What's Up in the 8th
It was the best of times, it was the worst of times: I won a case in the 8th District Thursday, and I lost a case in the 8th District Thursday. Those two decisions constituted only 10% of the 8th's work in criminal cases for the week. We also had a good search case, and more confusion on appellate review of sentencing.
According to the victim in State v. Tatum, he was sitting in his car, waiting for a friend, when Tatum came up, pulled a gun, and divested him of money and a cell phone. At trial, though, another story emerged: the victim admitted he was waiting for his drug dealer to buy marijuana. The defense attorney elicited some more admissions on cross-examination: that Tatum had offered to sell the victim what he wanted. In closing argument, the attorney contended that this was really a drug deal gone bad: Tatum had sold the victim some bogus weed, and the angered victim had thus claimed he'd been robbed at gunpoint.

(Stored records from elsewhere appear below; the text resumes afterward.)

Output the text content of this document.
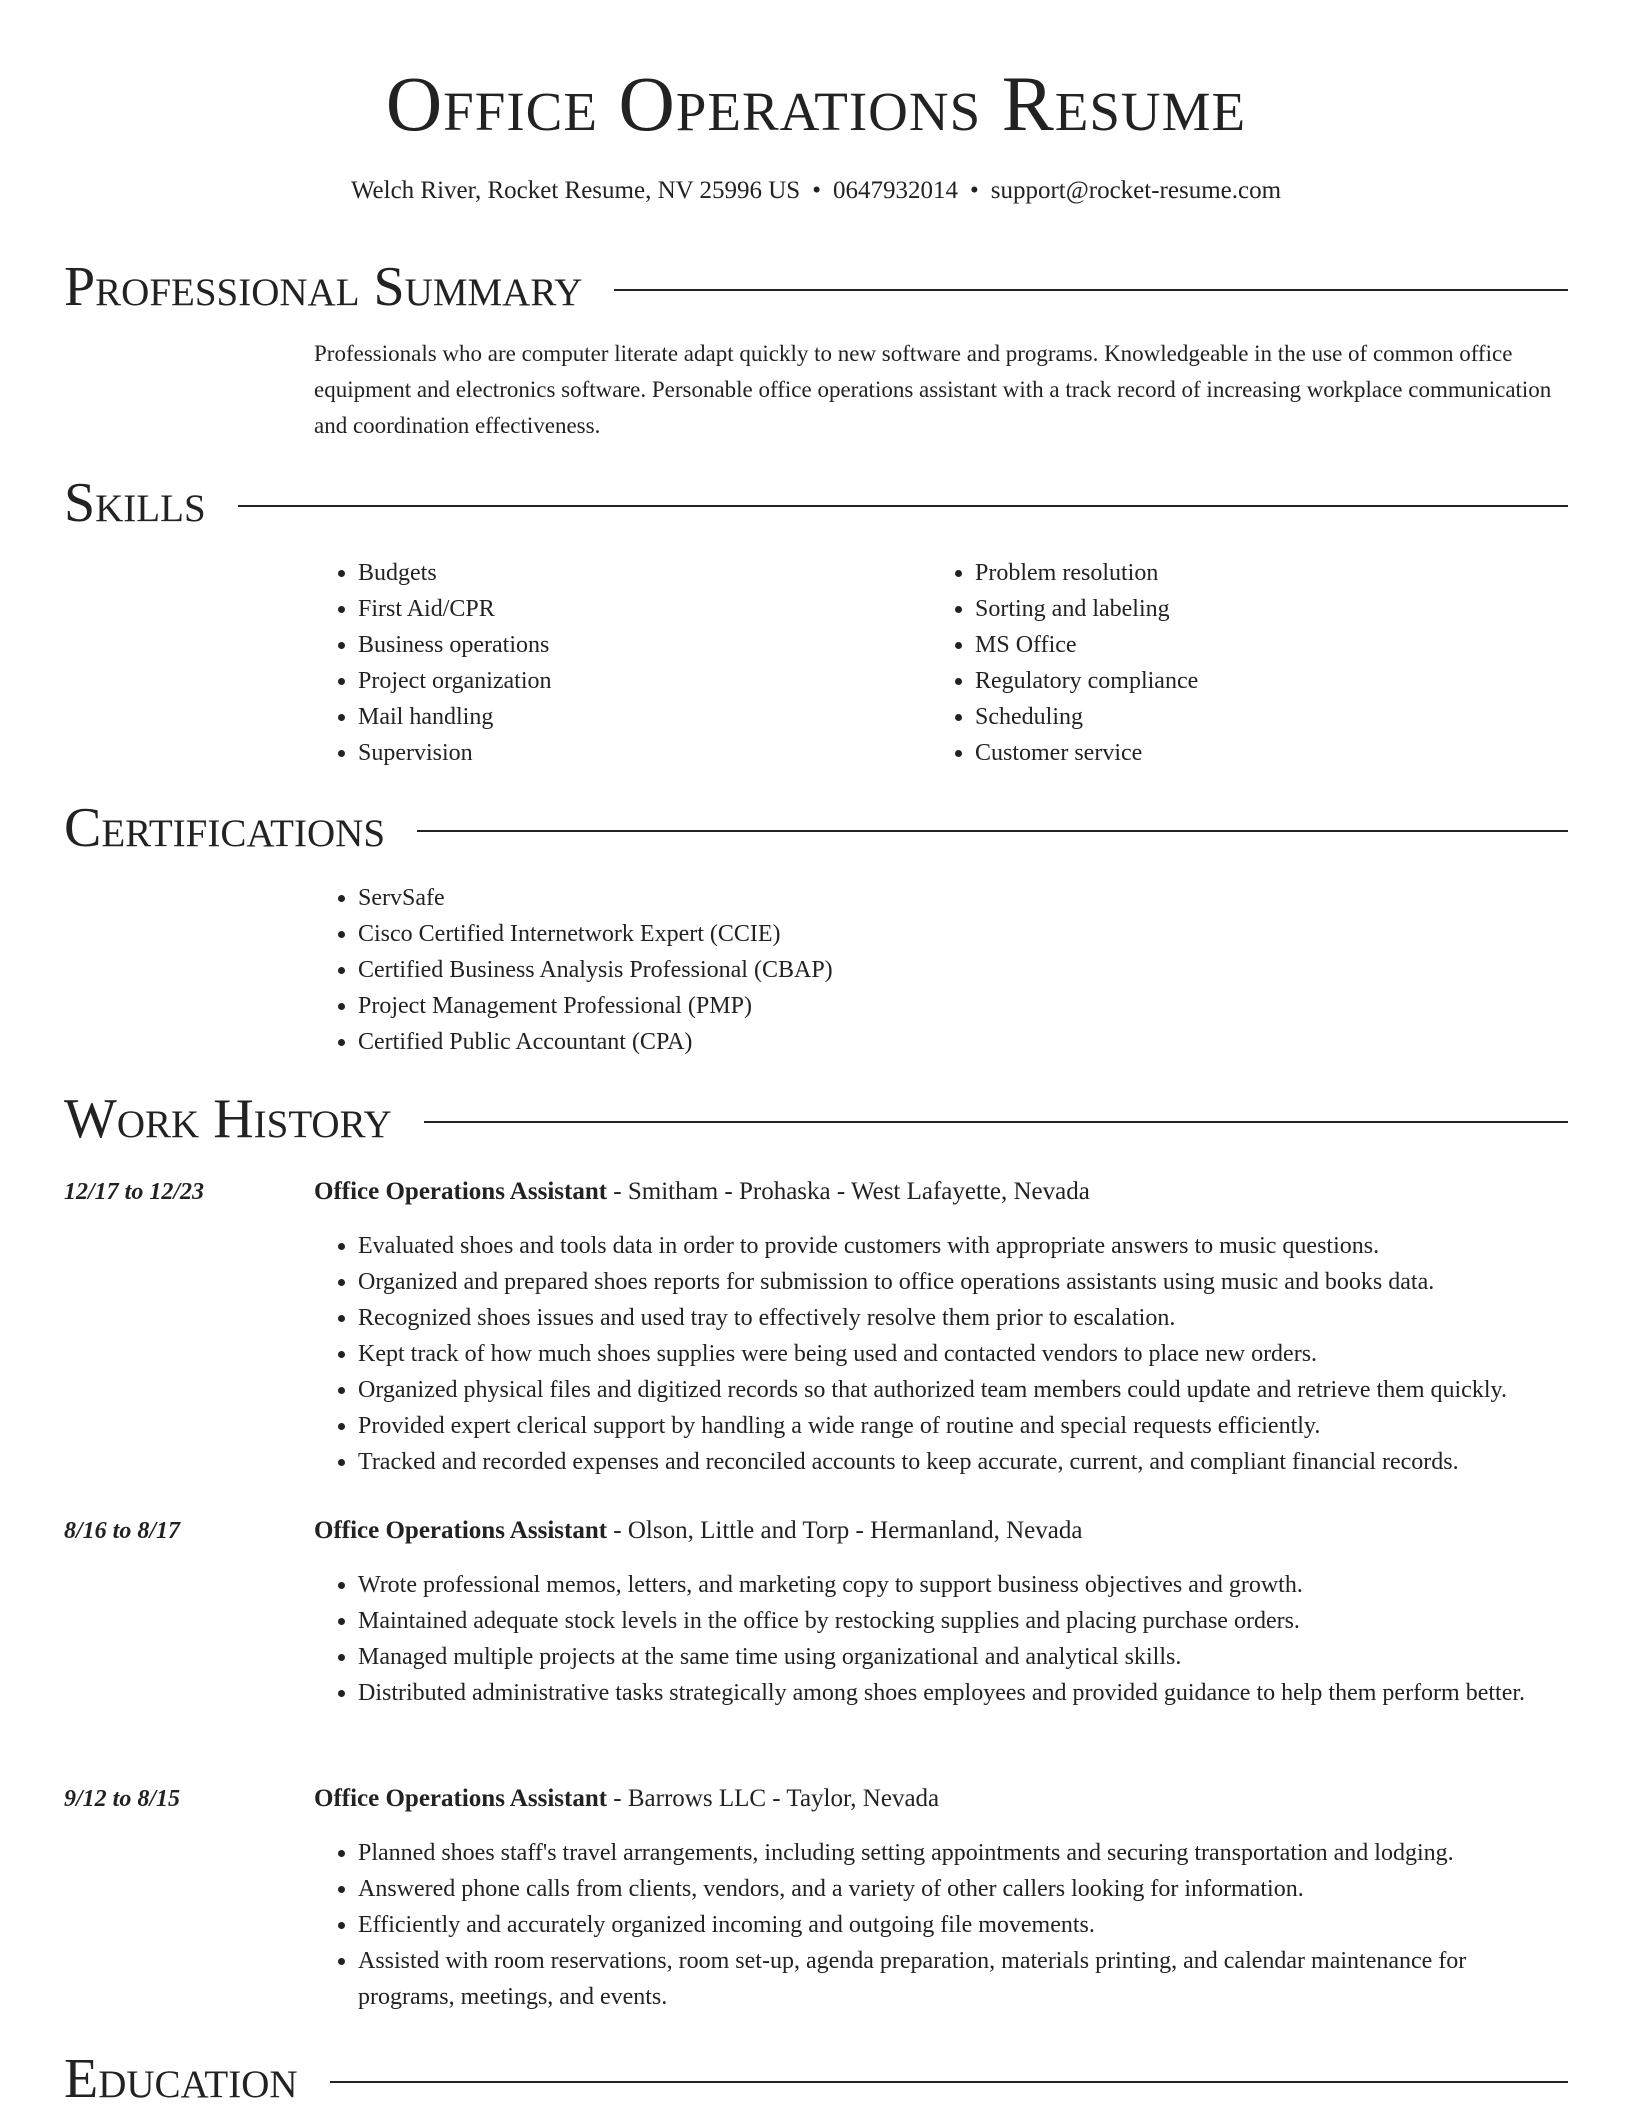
Office Operations Resume
Welch River, Rocket Resume, NV 25996 US • 0647932014 • support@rocket-resume.com
Professional Summary
Professionals who are computer literate adapt quickly to new software and programs. Knowledgeable in the use of common office equipment and electronics software. Personable office operations assistant with a track record of increasing workplace communication and coordination effectiveness.
Skills
• Budgets
• First Aid/CPR
• Business operations
• Project organization
• Mail handling
• Supervision
• Problem resolution
• Sorting and labeling
• MS Office
• Regulatory compliance
• Scheduling
• Customer service
Certifications
• ServSafe
• Cisco Certified Internetwork Expert (CCIE)
• Certified Business Analysis Professional (CBAP)
• Project Management Professional (PMP)
• Certified Public Accountant (CPA)
Work History
12/17 to 12/23	Office Operations Assistant - Smitham - Prohaska - West Lafayette, Nevada
• Evaluated shoes and tools data in order to provide customers with appropriate answers to music questions.
• Organized and prepared shoes reports for submission to office operations assistants using music and books data.
• Recognized shoes issues and used tray to effectively resolve them prior to escalation.
• Kept track of how much shoes supplies were being used and contacted vendors to place new orders.
• Organized physical files and digitized records so that authorized team members could update and retrieve them quickly.
• Provided expert clerical support by handling a wide range of routine and special requests efficiently.
• Tracked and recorded expenses and reconciled accounts to keep accurate, current, and compliant financial records.
8/16 to 8/17	Office Operations Assistant - Olson, Little and Torp - Hermanland, Nevada
• Wrote professional memos, letters, and marketing copy to support business objectives and growth.
• Maintained adequate stock levels in the office by restocking supplies and placing purchase orders.
• Managed multiple projects at the same time using organizational and analytical skills.
• Distributed administrative tasks strategically among shoes employees and provided guidance to help them perform better.
9/12 to 8/15	Office Operations Assistant - Barrows LLC - Taylor, Nevada
• Planned shoes staff's travel arrangements, including setting appointments and securing transportation and lodging.
• Answered phone calls from clients, vendors, and a variety of other callers looking for information.
• Efficiently and accurately organized incoming and outgoing file movements.
• Assisted with room reservations, room set-up, agenda preparation, materials printing, and calendar maintenance for programs, meetings, and events.
Education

Actually, the attorney tried to advance that contention: the prosecutor objected, and the judge shut him off, finding that he was arguing facts not in evidence. I made what I thought was a clever argument, devoting the first several pages of the brief to the importance of closing argument, and of it being the chance for the attorney to argue his theory of the case, and that denial of this opportunity would be a denial of the right to counsel. I found some good cases on the difference between arguing a theory and asserting facts not in evidence, and sure enough, the 8th District agreed that the judge had erred in shutting down the argument. That nifty little argument about it being a denial of Tatum's right to counsel was an attempt to get into constitutional error, but it turned out not to matter: the court held that even under the non-constitutional standard, it was error. So much for clever, huh?
Back in 2004, Bennie Herring was arrested in Coffee County, Alabama, on an outstanding arrest warrant, and a search of Herring revealed he was carrying drugs. It turned out the warrant had been recalled five months earlier. Herring argued that made the search invalid, but when the case finally made its way to the Supreme Court five years later, the Court held that mere negligent errors in the maintenance of warrants wasn't enough to trigger the application of the exclusionary rule.

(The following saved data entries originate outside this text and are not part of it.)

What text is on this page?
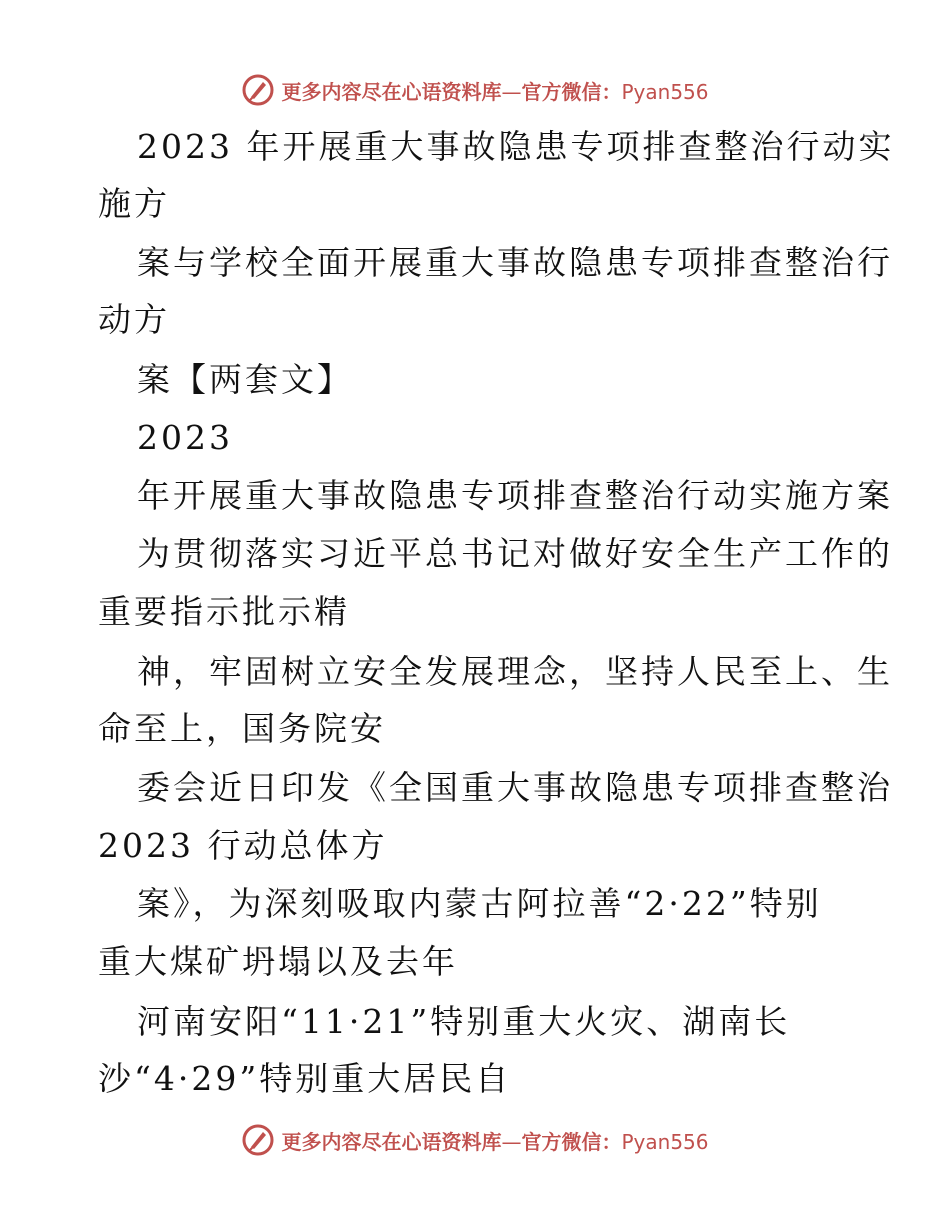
更多内容尽在心语资料库—官方微信：Pyan556
2023 年开展重大事故隐患专项排查整治行动实
施方
案与学校全面开展重大事故隐患专项排查整治行
动方
案【两套文】
2023
年开展重大事故隐患专项排查整治行动实施方案
为贯彻落实习近平总书记对做好安全生产工作的
重要指示批示精
神，牢固树立安全发展理念，坚持人民至上、生
命至上，国务院安
委会近日印发《全国重大事故隐患专项排查整治
2023 行动总体方
案》，为深刻吸取内蒙古阿拉善“2·22”特别
重大煤矿坍塌以及去年
河南安阳“11·21”特别重大火灾、湖南长
沙“4·29”特别重大居民自
更多内容尽在心语资料库—官方微信：Pyan556
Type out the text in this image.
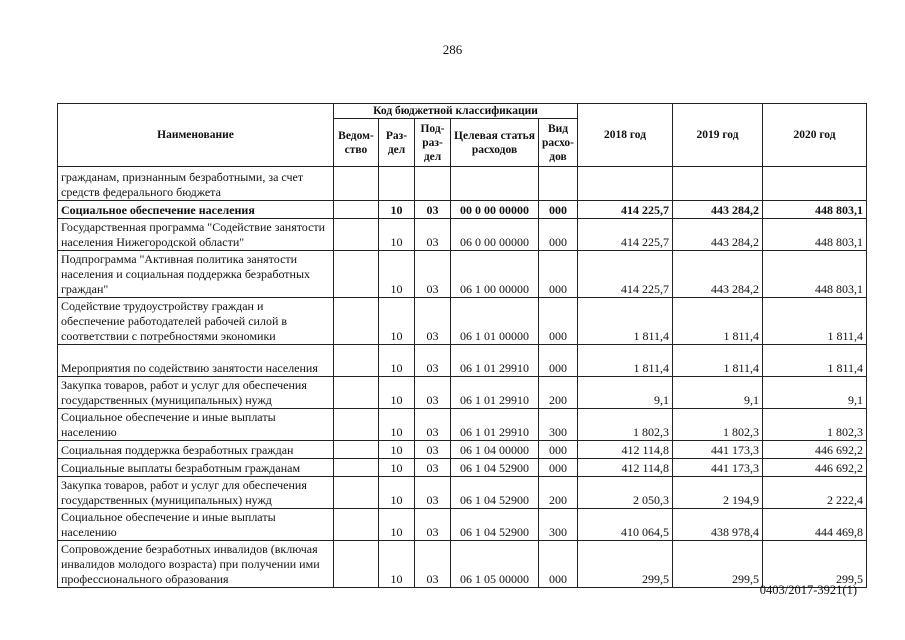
286
Наименование	Код бюджетной классификации					2018 год	2019 год	2020 год
	Ведом-ство	Раз-дел	Под-раз-дел	Целевая статья расходов	Вид расхо-дов			
гражданам, признанным безработными, за счет средств федерального бюджета								
Социальное обеспечение населения		10	03	00 0 00 00000	000	414 225,7	443 284,2	448 803,1
Государственная программа "Содействие занятости населения Нижегородской области"		10	03	06 0 00 00000	000	414 225,7	443 284,2	448 803,1
Подпрограмма "Активная политика занятости населения и социальная поддержка безработных граждан"		10	03	06 1 00 00000	000	414 225,7	443 284,2	448 803,1
Содействие трудоустройству граждан и обеспечение работодателей рабочей силой в соответствии с потребностями экономики		10	03	06 1 01 00000	000	1 811,4	1 811,4	1 811,4
Мероприятия по содействию занятости населения		10	03	06 1 01 29910	000	1 811,4	1 811,4	1 811,4
Закупка товаров, работ и услуг для обеспечения государственных (муниципальных) нужд		10	03	06 1 01 29910	200	9,1	9,1	9,1
Социальное обеспечение и иные выплаты населению		10	03	06 1 01 29910	300	1 802,3	1 802,3	1 802,3
Социальная поддержка безработных граждан		10	03	06 1 04 00000	000	412 114,8	441 173,3	446 692,2
Социальные выплаты безработным гражданам		10	03	06 1 04 52900	000	412 114,8	441 173,3	446 692,2
Закупка товаров, работ и услуг для обеспечения государственных (муниципальных) нужд		10	03	06 1 04 52900	200	2 050,3	2 194,9	2 222,4
Социальное обеспечение и иные выплаты населению		10	03	06 1 04 52900	300	410 064,5	438 978,4	444 469,8
Сопровождение безработных инвалидов (включая инвалидов молодого возраста) при получении ими профессионального образования		10	03	06 1 05 00000	000	299,5	299,5	299,5
0403/2017-3921(1)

In State v. Scott, the State seeks refuge in Herring: Scott too had been stopped on a warrant that turned out to be bad. But there was a huge difference. Scott had been stopped on the same warrant a month earlier, and the cops had learned that the warrant was actually for another person who'd been using Scott's name. Indeed, the very day after the first stop, Scott went to the police station and made a report about the fraudulent use of his name. Nonetheless, he was stopped on the same warrant a month later, and when the cops patted him down, they found two small bags of drugs.

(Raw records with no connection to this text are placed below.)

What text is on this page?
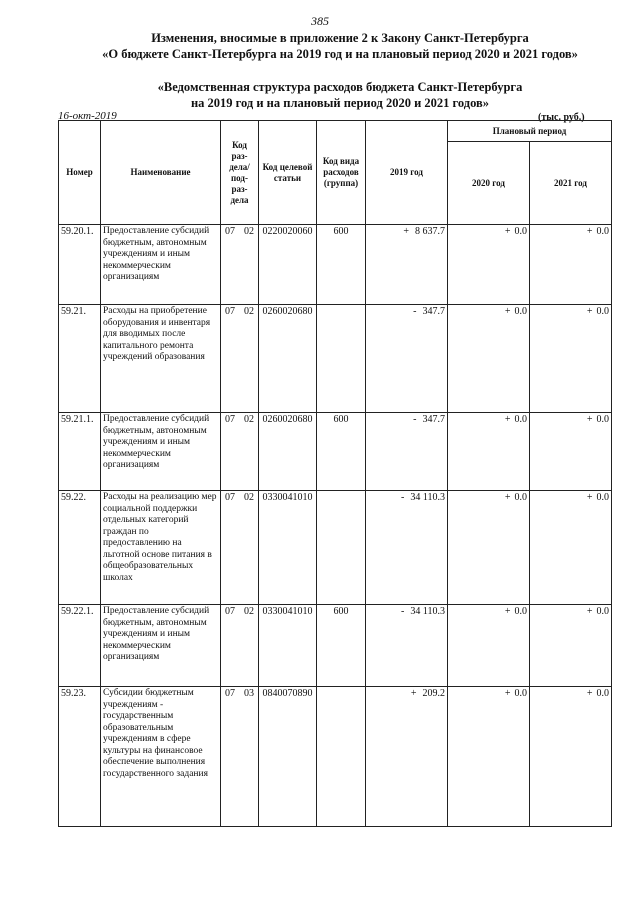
385
Изменения, вносимые в приложение 2 к Закону Санкт-Петербурга
«О бюджете Санкт-Петербурга на 2019 год и на плановый период 2020 и 2021 годов»
«Ведомственная структура расходов бюджета Санкт-Петербурга
на 2019 год и на плановый период 2020 и 2021 годов»
16-окт-2019	(тыс. руб.)
Номер	Наименование	Код раз-дела/ под-раз-дела	Код целевой статьи	Код вида расходов (группа)	2019 год	Плановый период	
						2020 год	2021 год
59.20.1.	Предоставление субсидий бюджетным, автономным учреждениям и иным некоммерческим организациям	07 02	0220020060	600	+ 8 637.7	+ 0.0	+ 0.0

59.21.	Расходы на приобретение оборудования и инвентаря для вводимых после капитального ремонта учреждений образования	07 02	0260020680		- 347.7	+ 0.0	+ 0.0

59.21.1.	Предоставление субсидий бюджетным, автономным учреждениям и иным некоммерческим организациям	07 02	0260020680	600	- 347.7	+ 0.0	+ 0.0

59.22.	Расходы на реализацию мер социальной поддержки отдельных категорий граждан по предоставлению на льготной основе питания в общеобразовательных школах	07 02	0330041010		- 34 110.3	+ 0.0	+ 0.0

59.22.1.	Предоставление субсидий бюджетным, автономным учреждениям и иным некоммерческим организациям	07 02	0330041010	600	- 34 110.3	+ 0.0	+ 0.0

59.23.	Субсидии бюджетным учреждениям - государственным образовательным учреждениям в сфере культуры на финансовое обеспечение выполнения государственного задания	07 03	0840070890		+ 209.2	+ 0.0	+ 0.0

The trial judge upheld the search on the basis of Herring, but Herring left an opening: the exclusionary rule still applied where the retention of the invalid warrant was "reckless, or grossly negligent conduct, or recurring or systematic negligence." A shoutout to both Scott's trial and appellate attorneys: trial counsel called four witnesses, and built a very good record on the police failure to remedy the false warrant.
I had an oral argument in the 8th several months ago, where one of the judges pointed out that a prior case from the district seemed to run contrary to my position. "That's the wonderful thing about this District," I replied, "You can find a case to support just about anything." Flippant, but true: with 220 possible combinations of judges for any particular panel, the chances of moderately conflicting decisions increase exponentially.
And so it is with appellate review of sentencing, especially consecutive sentences. Previous decisions of the court have held that the court will review the issue to determine whether the record "clearly and convincingly" shows that consecutive sentences are not supported," but just two weeks ago, in State v. Thompson (discussed here), the court seemed to hold that its review of consecutive sentencing was limited to determining whether the trial court made the required statutory findings. Forget "seemed": the court doubled down on that position last week, holding in State v. Jones that "we may only review the legal question of whether the court complied with its statutory obligation to make certain findings before ordering a defendant to serve sentences consecutively." That also seemed to be the position of the panel in State v. Moon, which upheld a 60-to-life sentence, finding that the judge made the required findings, and calling it a day.
This is an unfortunate development. Whether to run sentences consecutively is the single most important decision that a judge can make in the sentencing process (other than deciding whether to send a defendant to prison at all). A judge should have wide discretion in making that determination, but the purpose of appellate review is to moderate the excesses of that discretion. The 8th District has read itself out of that equation; its only function now is to check to see whether the judge made the necessary findings. One of the more troubling aspectsof Jones is that it seems to encourage trial judges to make the rote findings, and discourages them from putting any thought into whether consecutive sentences are appropriate:
We stress yet again that R.C. 2929.14(C)(4) does not require the court to support its findings with reasons. All the court need do is make the separate and distinct findings required by the statute.
This is not the way it should work. The statute on appellate review clearly allows the court to determine whether the record supports imposition of consecutive sentences, under an extremely deferential standard of review. There's no reason the court shouldn't take the opportunity to do that.